As TPM notes in this must-read piece, the leaks, and the questions, are actually of the utmost seriousness, as surreal as they sometimes seem.  I particularly wanted to flag this article because Josh Marshall broaches a topic that’s been part of the strangeness of the whole Russia imbroglio: the fact that where we currently are involves the U.S. intelligence community leaking information.  He addresses the narrative that seems to have been fully embraced by Donald Trump (at least in his public pronouncements) that the intelligence community is conducting a sort of war on him.  While Marshall disagrees that such a war on Trump is actually being waged, he identifies the deep seriousness of asking the question — because if such a fight were being waged, it would be a deep attack on our democratic form of government.  Marshall draws a crucial distinction between such a concerted effort against Trump, and the intelligence community’s leaking of information that it wants to move into the public realm, coming down in favor of the existence of the latter but not the former.

But I do think matters might not be quite so cut and dried as that.  If indeed members of the intelligence community are leaking information that they consider vital to understanding what they consider to be the threat that Donald Trump poses to our national security, then no matter how civic-minded those leaks are, and no matter how important they might be for the public to be aware of, they do inevitably constitute an attack on the president.  Now, it may be that Marshall is making the case against an institutional attack against Trump, in which case I gladly concede his refutation of such an attack.  But the leakers themselves are indeed in conflict with the president.
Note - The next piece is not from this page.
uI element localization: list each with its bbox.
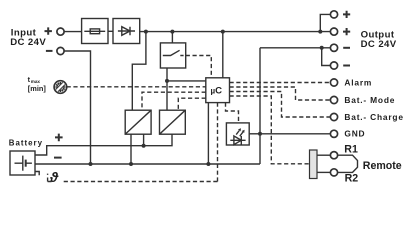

Which leads me to this point: I think all of us common citizens need to be as conscious as possible over how profoundly undemocratic this phase of the Trump crisis is.  Whether or not the leakers believe they are serving the public good, we are in an awkward in-between place, being given glimpses of a larger reality, but absolutely without a clear picture.  This, of course, is where Trump’s own behavior enters the story in force, because he vehemently insists that there is absolutely nothing amiss.  As just a single, telling example: at today’s press conference, the president denied that Michael Flynn had spoken to the Russian ambassador about the sanctions that president Obama was at that time imposing on Russia in retaliation for Russia’s election interference.  Moreover, Trump added that even if Flynn had done so, that would have been all right.  WHAT WHAT?  It’s already been reported that U.S. intelligence has recordings of such a conversation, and that Donald Trump was informed of this conversation.  But from today’s press conference, you’d get the impression that Flynn was fired not by Trump, but by the U.S. media!  Trump asserts that the information in the leaks is lies; but if they are indeed lies, they aren’t really leaks, are they, just misinformation.  He simply makes no sense.  As I said at the start, Trump is acting like someone with something to hide.

But back to the leakers — we are in an untenable, undemocratic place right now.  If there is vital information that the public needs to know that speaks to Donald Trump’s fitness to carry out his duties as president, then those who possess that information should make it public.  The other way through this juncture, of course, is for Congress to investigate, to do its job on behalf of the American people.  But so far, the Republican Party has not been able to move out of its defensive crouch; and so we are left in this place of insufficient knowledge.